Ağırdır, herkesin “umut yorgunu” olduğuna işaret ederek, “Bizim siyasi zeminimizde, partiler demokrat değil. Partilerin hiçbiri demokrat değil. HDP’yi tenzih ediyorum. Ötekileri biliyoruz ki 2023 seçimlerinde, 3 ay sonra Altılı Masa’daki altı lider, kendi 600 listesini yazacaklar. Devlet peki buradan nereye geldi. Toplum ve bireyin de eksiklikleri var. Hem kalkınma hem modernleşme, makbul yurttaş tanımlama ve makbul olmayanları kendine uydurma var. Bireyler de aynı şekilde ne kadar demokrasi anlayışı var. İnsanlarımız yurttaş olma konusunda gayretli değil. Kamusal alanda devletin daha güçlü olmasını isteyen, bireysel hayatına değmeyen bir devlete istiyorlar. Kimsenin demokrasi telaşı yok. Bir yandan da bütün bu hikayede küresel krizle karşı karşıyayız. Küresel ölçekte demokrasi kriziyle karşı karşıyayız” dedi.
‘EN GENİŞ UZLAŞMA ÜRETİLEBİLİR’
Demokrasi mücadelesinin katmanlı hale getirilmesi gerektiğinin altını çizen Ağırdır, şunları söyledi: “Daha derin, daha katmanlı bir demokrasi mücadelesi gerekiyor. Dünyadan da beslenen, karşılıklı birbirini çoğaltan bir durum var. Buradan nasıl çıkacağız? Bunun yolunu bulamazsak, meseleyi sadece bir var olma mücadelesi içinde direnme, itiraz mücadelesi olarak görürsek, sonuç alamıyoruz. Asıl bundan sonrasına bakmak gerekiyor. Önümüzde tarihi bir fırsat var.
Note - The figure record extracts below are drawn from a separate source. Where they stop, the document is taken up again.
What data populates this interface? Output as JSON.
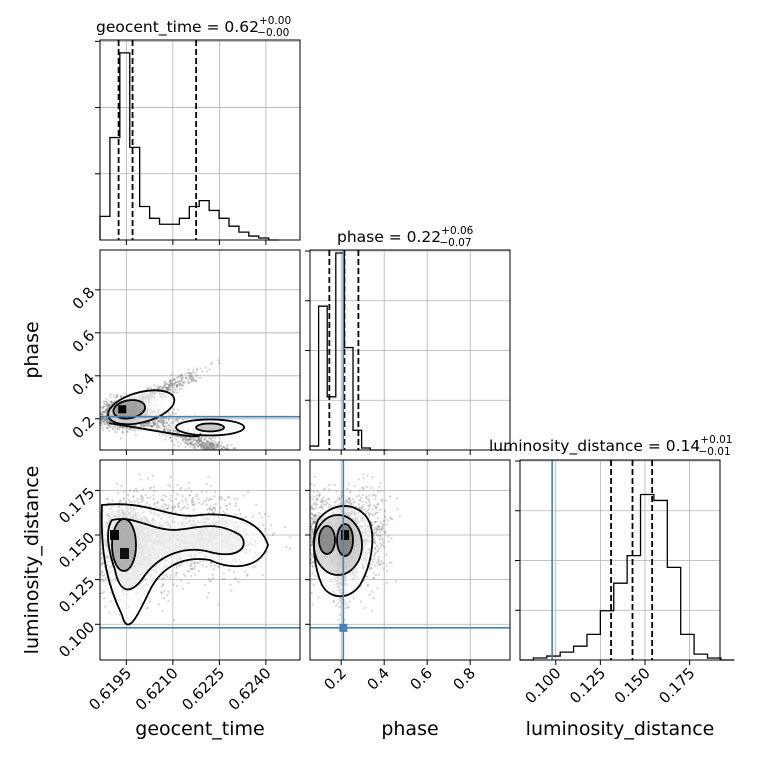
{
  "chart_data": {
    "type": "corner",
    "parameters": [
      "geocent_time",
      "phase",
      "luminosity_distance"
    ],
    "titles": [
      {
        "main": "geocent_time = 0.62",
        "sup": "+0.00",
        "sub": "−0.00"
      },
      {
        "main": "phase = 0.22",
        "sup": "+0.06",
        "sub": "−0.07"
      },
      {
        "main": "luminosity_distance = 0.14",
        "sup": "+0.01",
        "sub": "−0.01"
      }
    ],
    "axis_labels": {
      "x": [
        "geocent_time",
        "phase",
        "luminosity_distance"
      ],
      "y": [
        "phase",
        "luminosity_distance"
      ]
    },
    "ranges": {
      "geocent_time": [
        0.61865,
        0.6251
      ],
      "phase": [
        0.055,
        0.985
      ],
      "luminosity_distance": [
        0.08,
        0.192
      ]
    },
    "ticks": {
      "geocent_time": [
        0.6195,
        0.621,
        0.6225,
        0.624
      ],
      "phase": [
        0.2,
        0.4,
        0.6,
        0.8
      ],
      "luminosity_distance": [
        0.1,
        0.125,
        0.15,
        0.175
      ]
    },
    "tick_labels": {
      "geocent_time": [
        "0.6195",
        "0.6210",
        "0.6225",
        "0.6240"
      ],
      "phase": [
        "0.2",
        "0.4",
        "0.6",
        "0.8"
      ],
      "luminosity_distance": [
        "0.100",
        "0.125",
        "0.150",
        "0.175"
      ]
    },
    "truths": {
      "geocent_time": null,
      "phase": 0.21,
      "luminosity_distance": 0.098
    },
    "truth_color": "#4682b4",
    "quantiles": {
      "geocent_time": [
        0.61925,
        0.6197,
        0.62175
      ],
      "phase": [
        0.145,
        0.215,
        0.28
      ],
      "luminosity_distance": [
        0.131,
        0.143,
        0.154
      ]
    },
    "histograms": {
      "geocent_time": {
        "edges_start": 0.61865,
        "bin_width": 0.00032,
        "counts": [
          0.12,
          0.52,
          0.95,
          0.47,
          0.17,
          0.11,
          0.08,
          0.08,
          0.11,
          0.17,
          0.2,
          0.15,
          0.11,
          0.07,
          0.04,
          0.02,
          0.01,
          0
        ]
      },
      "phase": {
        "edges_start": 0.055,
        "bin_width": 0.04,
        "counts": [
          0.02,
          0.73,
          0.27,
          1.0,
          0.52,
          0.1,
          0.01,
          0,
          0
        ]
      },
      "luminosity_distance": {
        "edges_start": 0.08,
        "bin_width": 0.0075,
        "counts": [
          0,
          0.01,
          0.02,
          0.04,
          0.07,
          0.13,
          0.25,
          0.39,
          0.53,
          0.84,
          0.81,
          0.47,
          0.13,
          0.03,
          0.01,
          0
        ]
      }
    },
    "grid": true,
    "colors": {
      "hist": "#000000",
      "points": "#808080",
      "grid": "#b0b0b0"
    }
  }
}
En geniş uzlaşmayı üretebilir, parlamentoda en geniş temsiliyeti sağlayabilirsek, bu bize yeniyi inşa etme şansı verebilir.”
‘GELECEK ÜZERİNDEN OYUN KURMALI’
Altılı Masa’nın 30 Ocak’ta açıkladığı ‘Ortak Politikalar Metni’ne yönelik eleştirilere değinen Ağırdır, “Altılı Masa mutabakat metni hazırladılar, Kürtler, emek hareketi, LGBTİ’ler yok. Belki de olmaması doğruydu. Altılı Masa kurucu meclis mi her şeyi onlardan bekliyoruz? Biz yeniyi inşa etmek için maksimum temsiliyeti sağlayalım. Gelecek üzerinden oyunu kurarsak, yol bulabiliriz. Bugünün pazarlıkları içinde kaldık, biraz da umut yorgunuyuz. Başka bir yol bulmamız lazım. Pratik olarak doğru bir yol bulmamız lazım. Bunlardan biri. Parlamentoda en geniş temsiliyet sağlamak. Temel olarak bir zihni devrime, kopuşa ihtiyaç var” şeklinde konuştu.
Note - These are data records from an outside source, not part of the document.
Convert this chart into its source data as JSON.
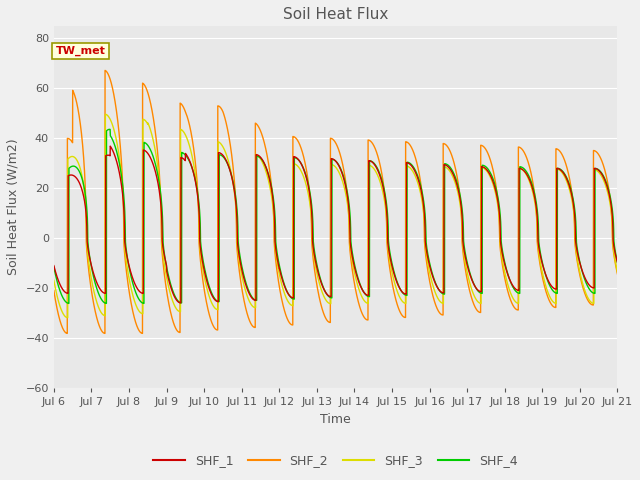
{
  "title": "Soil Heat Flux",
  "xlabel": "Time",
  "ylabel": "Soil Heat Flux (W/m2)",
  "xlim_days": [
    6,
    21
  ],
  "ylim": [
    -60,
    85
  ],
  "yticks": [
    -60,
    -40,
    -20,
    0,
    20,
    40,
    60,
    80
  ],
  "background_color": "#f0f0f0",
  "plot_bg_color": "#e8e8e8",
  "series_colors": {
    "SHF_1": "#cc0000",
    "SHF_2": "#ff8800",
    "SHF_3": "#dddd00",
    "SHF_4": "#00cc00"
  },
  "annotation_text": "TW_met",
  "annotation_color": "#cc0000",
  "annotation_bg": "#ffffdd",
  "annotation_border": "#999900",
  "xtick_labels": [
    "Jul 6",
    "Jul 7",
    "Jul 8",
    "Jul 9",
    "Jul 10",
    "Jul 11",
    "Jul 12",
    "Jul 13",
    "Jul 14",
    "Jul 15",
    "Jul 16",
    "Jul 17",
    "Jul 18",
    "Jul 19",
    "Jul 20",
    "Jul 21"
  ],
  "font_color": "#555555",
  "grid_color": "#ffffff",
  "figsize": [
    6.4,
    4.8
  ],
  "dpi": 100
}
‘ASIL HİKAYE PARLAMENTODA GERÇEKLEŞECEK’
“Yeni nasıl inşa edilir?” diye soran Ağırdır, “Biz bu salonda parlamento seçimleri için ne yapılması gerekeni örmeliyiz. Asıl hikaye parlamentoda gerçekleşecek. Kurucu meclis bu parlamento olacak. Taleplerimizin ne olduğunu, asıl yeniyi nasıl inşa edeceğimizi düşünmenin vaktidir. Türkiye toplumunda da demokrasi kültürü eksik. Sokakta güçlü bir devlet olsun isteyen bir toplum. Bir yandan da kendi deneyimledikleri var. Önümüzdeki tarihi fırsatı yaratan da şu; bütün siyasal kutuplaşma meselesi, kimliğine, partisine aşık meselesinde bir aşınma var. Ortada gerçek sorunlar var. Kimliklerin soyut anlatıları artık eskisi kadar güçlü değil. Toplumsal cinsiyet üzerine farkındalık var. O farkındalığı gayrette çevirecek siyasette eksiklik var. Önümüzdeki süreci demokrasi hareketi heyecanıyla yaşamıyoruz. Herkes kaygılı, ‘biz de buraya dahil olacak mıyız?’ üzerinden meşgul. Bunu aşmamız gerekiyor” dedi.
‘FIRSATI ÖRGÜTLEME İHTİYACIMIZ VAR’
Ağırdır, şu önerilerde bulundu: “Bugün sadece Kürtlerin meselesi değil, her birimizin bir arada, ortak ufku biz duygusunu devletin ya da siyasetin inşa etmesini beklemek yerine, biz el birliğiyle başka bir siyaset inşa edebiliriz. Sadece meseleyi kendimizle, şikayet ettiğimiz dille devam edersek, Türkiye bu ezeli meseleyle devam edecek. Türkiye’nin, hepimizin önündeki fırsatın tarihi olduğunu, kutuplaşmanın hararetinin azalmasının fırsat ürettiğini düşünüyorum. Bu fırsatı örgütlemeye ihtiyacımız var. Önümüzdeki seçimin medeniyet ve bereket seçimi olacağını düşünüyorum.”